Surely though the higher the level of the game, the greater the scrutiny and that's the pay-off for success and progress?
"That’s right but there’s a difference," said Postecoglou. "There’s critical analysis of performance at every level and as you get higher there’s bigger things at stake, for sure. Forget a football manager, forget me. Would you say ‘he’s got no idea what he’s doing? He’s got no plan B, he’s stubborn, his methods don’t work, he’s out of his depth'.
"Where does that come from? From people, some of whom weren’t even born when I started managing. I started in 1996/97. You've just got accept that’s part of the world I’m in. I accept it but I don’t have to react to it. I can just laugh it off because I just think it’s ridiculous. It doesn’t change me as a person.
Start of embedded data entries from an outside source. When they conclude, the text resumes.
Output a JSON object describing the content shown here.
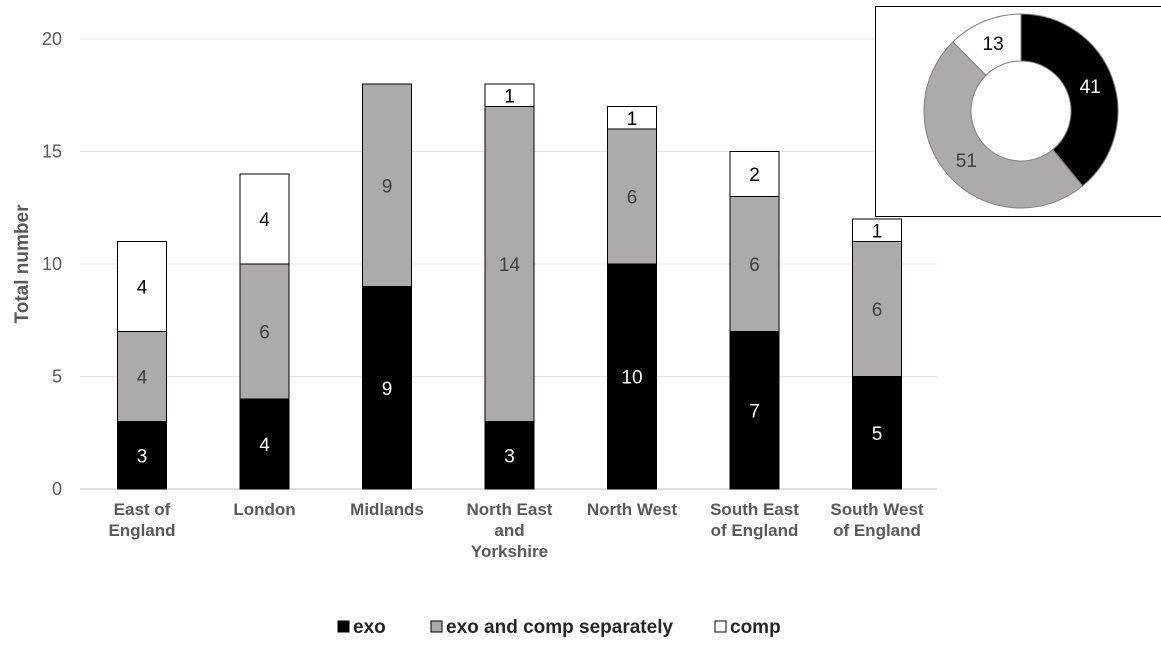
{
  "chart_data": [
    {
      "type": "bar",
      "stacked": true,
      "ylabel": "Total number",
      "ylim": [
        0,
        20
      ],
      "yticks": [
        0,
        5,
        10,
        15,
        20
      ],
      "grid": true,
      "legend_position": "bottom",
      "categories": [
        [
          "East of",
          "England"
        ],
        [
          "London"
        ],
        [
          "Midlands"
        ],
        [
          "North East",
          "and",
          "Yorkshire"
        ],
        [
          "North West"
        ],
        [
          "South East",
          "of England"
        ],
        [
          "South West",
          "of England"
        ]
      ],
      "series": [
        {
          "name": "exo",
          "color": "#000000",
          "label_color": "#ffffff",
          "values": [
            3,
            4,
            9,
            3,
            10,
            7,
            5
          ]
        },
        {
          "name": "exo and comp separately",
          "color": "#aeaaaa",
          "label_color": "#404040",
          "values": [
            4,
            6,
            9,
            14,
            6,
            6,
            6
          ]
        },
        {
          "name": "comp",
          "color": "#ffffff",
          "label_color": "#000000",
          "values": [
            4,
            4,
            0,
            1,
            1,
            2,
            1
          ]
        }
      ]
    },
    {
      "type": "pie",
      "donut": true,
      "slices": [
        {
          "label": "exo",
          "value": 41,
          "color": "#000000",
          "label_color": "#ffffff"
        },
        {
          "label": "exo and comp separately",
          "value": 51,
          "color": "#aeaaaa",
          "label_color": "#404040"
        },
        {
          "label": "comp",
          "value": 13,
          "color": "#ffffff",
          "label_color": "#000000"
        }
      ]
    }
  ]
}
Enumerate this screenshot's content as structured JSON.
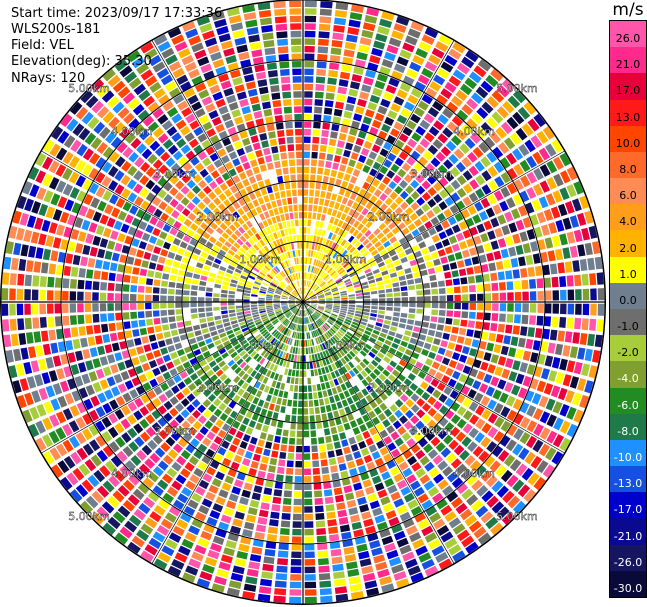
{
  "header": {
    "start_time": "Start time: 2023/09/17 17:33:36",
    "device": "WLS200s-181",
    "field": "Field: VEL",
    "elevation": "Elevation(deg): 35.30",
    "nrays": "NRays: 120"
  },
  "chart_data": {
    "type": "polar-ppi",
    "field": "VEL",
    "rays": 120,
    "range_rings": [
      {
        "range_km": 1.0,
        "label": "1.00km"
      },
      {
        "range_km": 2.0,
        "label": "2.00km"
      },
      {
        "range_km": 3.0,
        "label": "3.00km"
      },
      {
        "range_km": 4.0,
        "label": "4.00km"
      },
      {
        "range_km": 5.0,
        "label": "5.00km"
      }
    ],
    "max_range_km": 5.4,
    "colorbar": {
      "unit": "m/s",
      "ticks": [
        "26.0",
        "21.0",
        "17.0",
        "13.0",
        "10.0",
        "8.0",
        "6.0",
        "4.0",
        "2.0",
        "1.0",
        "0.0",
        "-1.0",
        "-2.0",
        "-4.0",
        "-6.0",
        "-8.0",
        "-10.0",
        "-13.0",
        "-17.0",
        "-21.0",
        "-26.0",
        "-30.0"
      ],
      "colors": [
        "#ff55aa",
        "#ff2a8c",
        "#e8003a",
        "#ff1a1a",
        "#ff4500",
        "#ff6a2a",
        "#ff8c55",
        "#ff9e1a",
        "#ffb300",
        "#ffff00",
        "#6f7f8f",
        "#6e6e6e",
        "#a8cd3a",
        "#7fa030",
        "#228b22",
        "#1f7a4a",
        "#1e90ff",
        "#1550e0",
        "#0000cd",
        "#0a0a90",
        "#151560",
        "#0a0a3a"
      ]
    }
  }
}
It doesn’t change what I do, what I believe or how I continue to go on - because my career will go on. Everyone realises that. Whatever happens my career will go on. So, yeah that’s a long answer isn’t it?"
But does the Australian still enjoy the job, having previously said that his favourite times as a manager are when things are at their most challenging and his methods are being questioned?
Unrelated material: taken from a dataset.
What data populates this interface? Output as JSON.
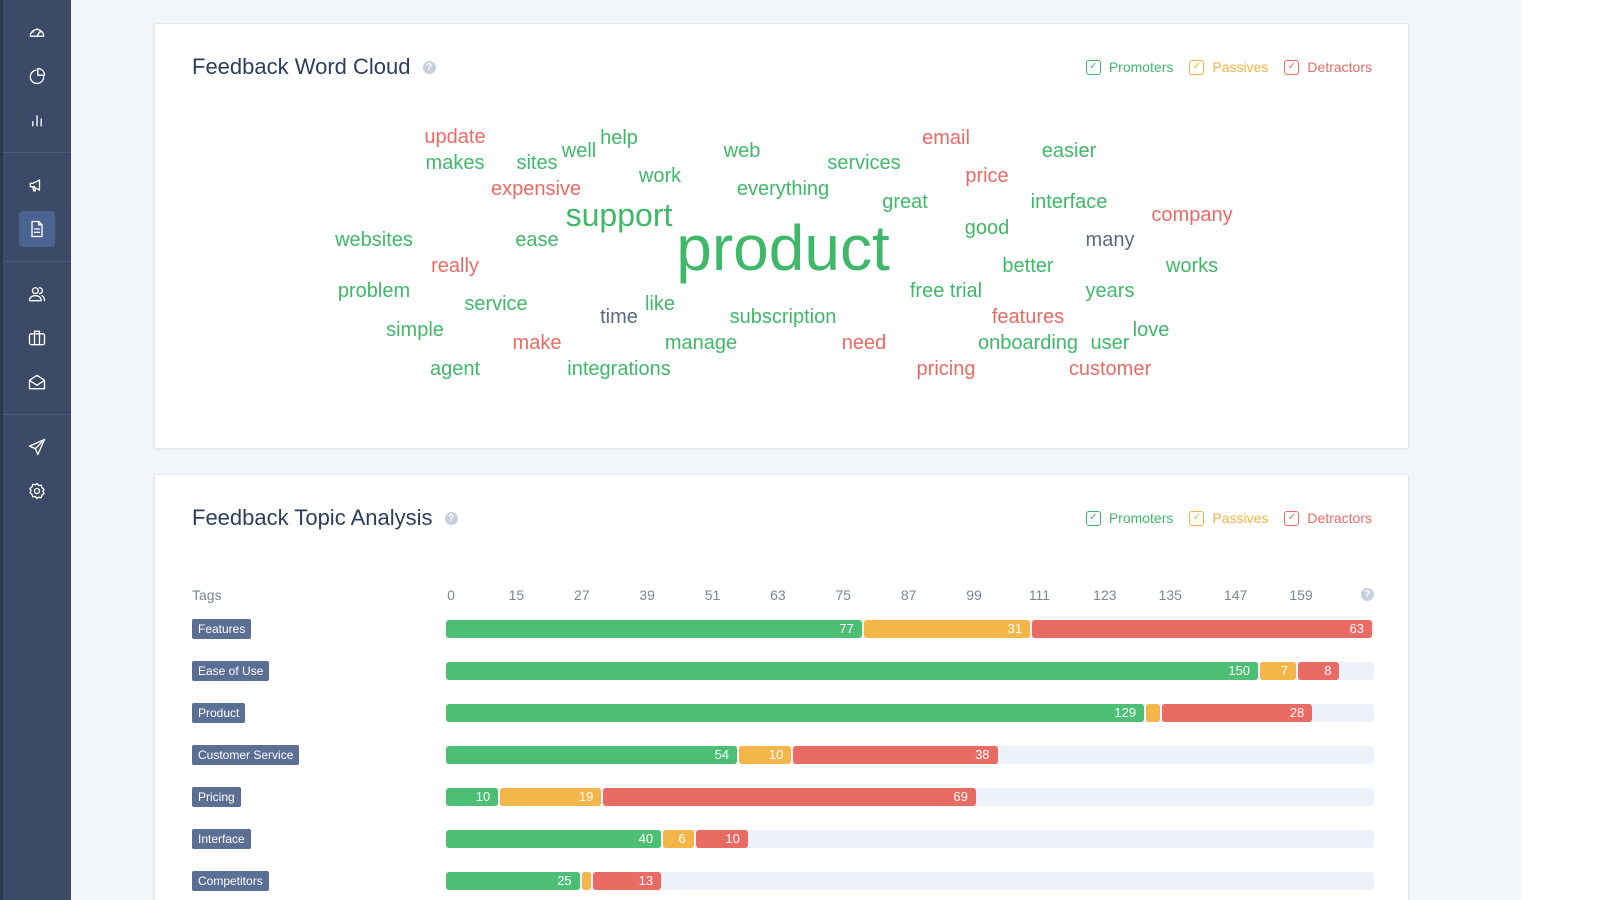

"I love it. I’m not saying that facetiously. I love the fact there’s a massive challenge there, people are doubting me. I do love it," said the Tottenham boss. "I also think some of it is just ridiculous beyond its nature of being anything other than cheap and very shallow. I’m not talking about critical analysis.
"Jeez, I’m going on now. I’ve got one more story then I’ll let you go. You know who the greatest nemesis for any manager is in today’s world? He’s only come to the surface in the last five, six years, maybe 10 years? Mr Hindsight.
"He’s the guy who when the outcomes are there and the result is already done, he has all the answers with the greatest of certainty and he’s never wrong. Mr Hindsight will go out there every time and profess to be the oracle of all oracles because he just deals with what’s happened after the event. Never before.
"There is such a massive Mr Hindsight. The Killers should do a song about him, I’d definitely buy it. You want to be critical and have really strong opinions about things? State them before the event. Make them really clear and stand by them when they’re wrong. I guarantee you they’ll be just as wrong as any manager is wrong and probably more often.
"There aren’t many of those. There are some who if they don’t do it before the event, after the event they will always put a perspective on their analysis, but I see them mate and I hear them. After the event - ‘oh, so obvious!’ ‘oh, how did he get that team selection wrong!’"
He added: "That’s what I’m saying, anyone can deal with an outcome. You don’t need to even understand football. 'That team won, that team lost. That coach is better, those players, that system, those selections, they were always going to be better. I could have told you before the game, everything is obvious.’
"What’s the point? If it’s just results, what’s the point of having analysis? Whoever won, you put a column there and everyone writes the same piece there. Whoever lost, a column there, everyone the same piece - these managers are under pressure, these managers are the best. Then flip it the following week because results always go the other way.
"Anyway mate, we should have had this offline. I’ve said too many things I’m going to regret tomorrow!"
With that, Postecoglou's monologue was over and despite his protestations, it felt as cathartic for him to get it off his chest as it was meant for the outside world. Ultimately the Australian knows that history will only judge his time at Tottenham by the results and trophies he ends it with, rather than challenges he's faced along the way, but he's just asking for a bit of respect in the mean time.